At Henson, Ravens players and coaches unloaded boxes and unpacked cans of vegetables. Wide receiver Michael Campanaro (River Hill) bagged apples. Punter Sam Koch and long snapper Morgan Cox gathered boxes of cereal and oatmeal. An assembly line of linemen, tight ends, and coaches passed crates of water and juice.
A small group of players, which included Flacco and cornerback Jimmy Smith, went classroom-to-classroom with the school’s principal to meet the students.
“I understand the pain, obviously don’t condone the violence, but understand the pain ... you can see it in their face and see it in their eyes that they’re sad about how the city is run, about how they feel like they’re kind of being suppressed over here and not having any opportunities,” Smith said. “I heard a lot of their stories and felt bad. I wish I could do more.”
When the group of Ravens arrived at Douglass, they first met with the Ducks’ football team. Harbaugh urged the group to stay disciplined and be leaders for the school.
The Ravens then filed into the auditorium where Lewis spoke for 15 minutes, urging students to “be an example of change.”

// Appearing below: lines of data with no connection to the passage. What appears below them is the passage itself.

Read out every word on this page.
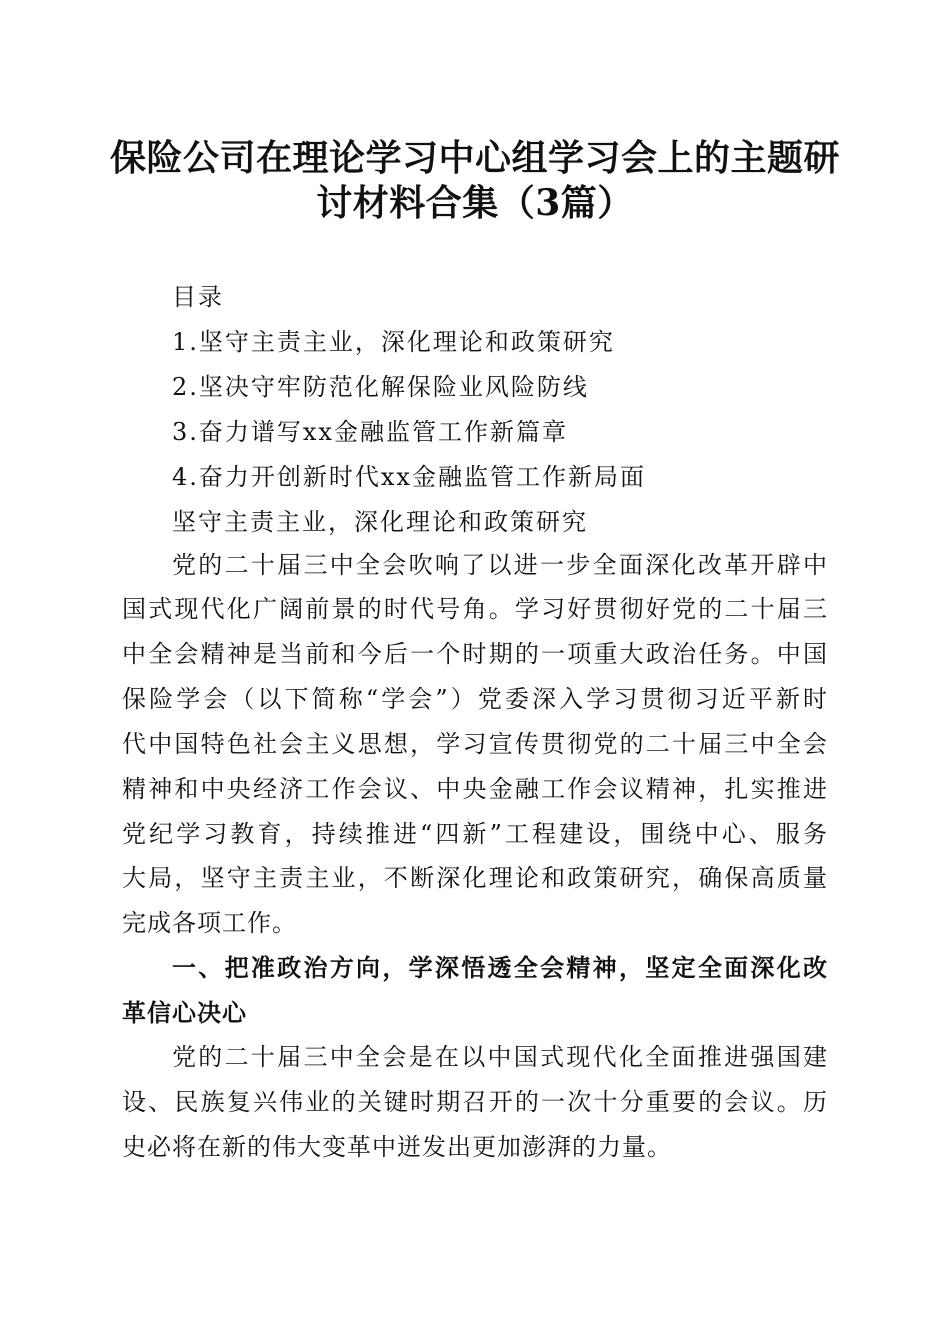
保险公司在理论学习中心组学习会上的主题研
讨材料合集（3篇）
目录
1.坚守主责主业，深化理论和政策研究
2.坚决守牢防范化解保险业风险防线
3.奋力谱写xx金融监管工作新篇章
4.奋力开创新时代xx金融监管工作新局面
坚守主责主业，深化理论和政策研究
党的二十届三中全会吹响了以进一步全面深化改革开辟中
国式现代化广阔前景的时代号角。学习好贯彻好党的二十届三
中全会精神是当前和今后一个时期的一项重大政治任务。中国
保险学会（以下简称“学会”）党委深入学习贯彻习近平新时
代中国特色社会主义思想，学习宣传贯彻党的二十届三中全会
精神和中央经济工作会议、中央金融工作会议精神，扎实推进
党纪学习教育，持续推进“四新”工程建设，围绕中心、服务
大局，坚守主责主业，不断深化理论和政策研究，确保高质量
完成各项工作。
一、把准政治方向，学深悟透全会精神，坚定全面深化改
革信心决心
党的二十届三中全会是在以中国式现代化全面推进强国建
设、民族复兴伟业的关键时期召开的一次十分重要的会议。历
史必将在新的伟大变革中迸发出更加澎湃的力量。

“This is an opportunity for everybody to find out who they are in trying times,” said Lewis, who was supposed to be in Chicago to be part of ESPN’s broadcast of the NFL draft, but felt it was more important to help the city. “The spotlight is on us, it’s on Baltimore. We’re all we got. We have an opportunity to change Baltimore.”
One student asked Lewis if he was at Douglass because he had heard that it was the school that started the trouble, or if he truly cared about enacting change. One administrator asked Lewis if he would remain committed to helping in the days ahead.
“We’re just beginning,” Lewis said. “This is where we are going to start. We will find a way and we’ll make sure we do it together.”
Asked what he took from Lewis’ speech, Douglass sophomore Akil Williams said, “The most important thing is we just have to do better as a whole and join together.”